For a few minutes, they poked around in the back yard, and then the lot of them – four or five (it was difficult to tell in the darkness) – gravitated toward a large pile of wood chips on the other side of the yard. I couldn’t guess why the pile of wood chips was there or how it came into being, but I didn’t care about the origin. It was a distraction for the young soldiers.

First, one scooped up a handful of the chips and threw them at an older boy. Another joined in on the assault. Pretty soon, they all cast their rifles aside and flung themselves into the serious play of wood chip throwing.

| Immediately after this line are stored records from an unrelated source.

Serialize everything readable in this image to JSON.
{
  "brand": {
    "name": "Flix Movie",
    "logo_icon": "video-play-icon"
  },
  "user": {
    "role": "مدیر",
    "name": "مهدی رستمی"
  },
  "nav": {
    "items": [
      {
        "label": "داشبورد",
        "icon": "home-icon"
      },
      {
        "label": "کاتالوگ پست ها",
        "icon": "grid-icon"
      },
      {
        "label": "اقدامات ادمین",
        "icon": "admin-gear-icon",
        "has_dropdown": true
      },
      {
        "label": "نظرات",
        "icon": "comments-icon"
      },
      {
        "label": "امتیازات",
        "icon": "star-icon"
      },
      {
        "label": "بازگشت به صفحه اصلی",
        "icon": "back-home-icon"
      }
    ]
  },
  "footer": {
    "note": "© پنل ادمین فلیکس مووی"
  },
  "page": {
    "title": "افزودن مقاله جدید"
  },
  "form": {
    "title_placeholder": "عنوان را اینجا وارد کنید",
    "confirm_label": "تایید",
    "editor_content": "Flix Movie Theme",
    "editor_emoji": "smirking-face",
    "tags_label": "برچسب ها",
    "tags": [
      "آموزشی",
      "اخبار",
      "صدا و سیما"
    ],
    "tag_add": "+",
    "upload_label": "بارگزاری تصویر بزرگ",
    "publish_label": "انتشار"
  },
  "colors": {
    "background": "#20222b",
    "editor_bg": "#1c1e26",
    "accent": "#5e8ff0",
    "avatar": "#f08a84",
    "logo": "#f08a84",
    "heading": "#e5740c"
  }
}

Pushing, shoving, rolling in the wood chips had them thoroughly occupied.

I took advantage of that moment to begin lowering the children to the safety of the yard behind Tommy’s house.


I don’t know what happened next – that’s when I woke up suddenly. Put that in your Freud pipe and smoke it! These are the very real and crazy type of dreams I have.

7 comments:

PJD said...

What happened next is you spent the next thirty days turning it into a novel. :o)

Jane D. said...

Yeah, that's what I am thinking. I love historical novels.

PJD said...

Historical? Oh, I thought this was to take place in the future, towards the end of the Bush administration.

bluesugarpoet said...

Oh, you mean Fantasy fiction?

Jane D. said...

Silliness.

Michael Jack said...

nothing like a pile of wood chips to spark up a good time.

bluesugarpoet said...

Oh, my - LOL - MJ, your thoughts are along the lines of what I was thinking while I was dreaming. I became conscious of the thought, "What the hay are they playing in woodchips for - don't they know there's a war going on?!!" Of course, this is when I woke up.

Nothing like a good roll in the woodchips.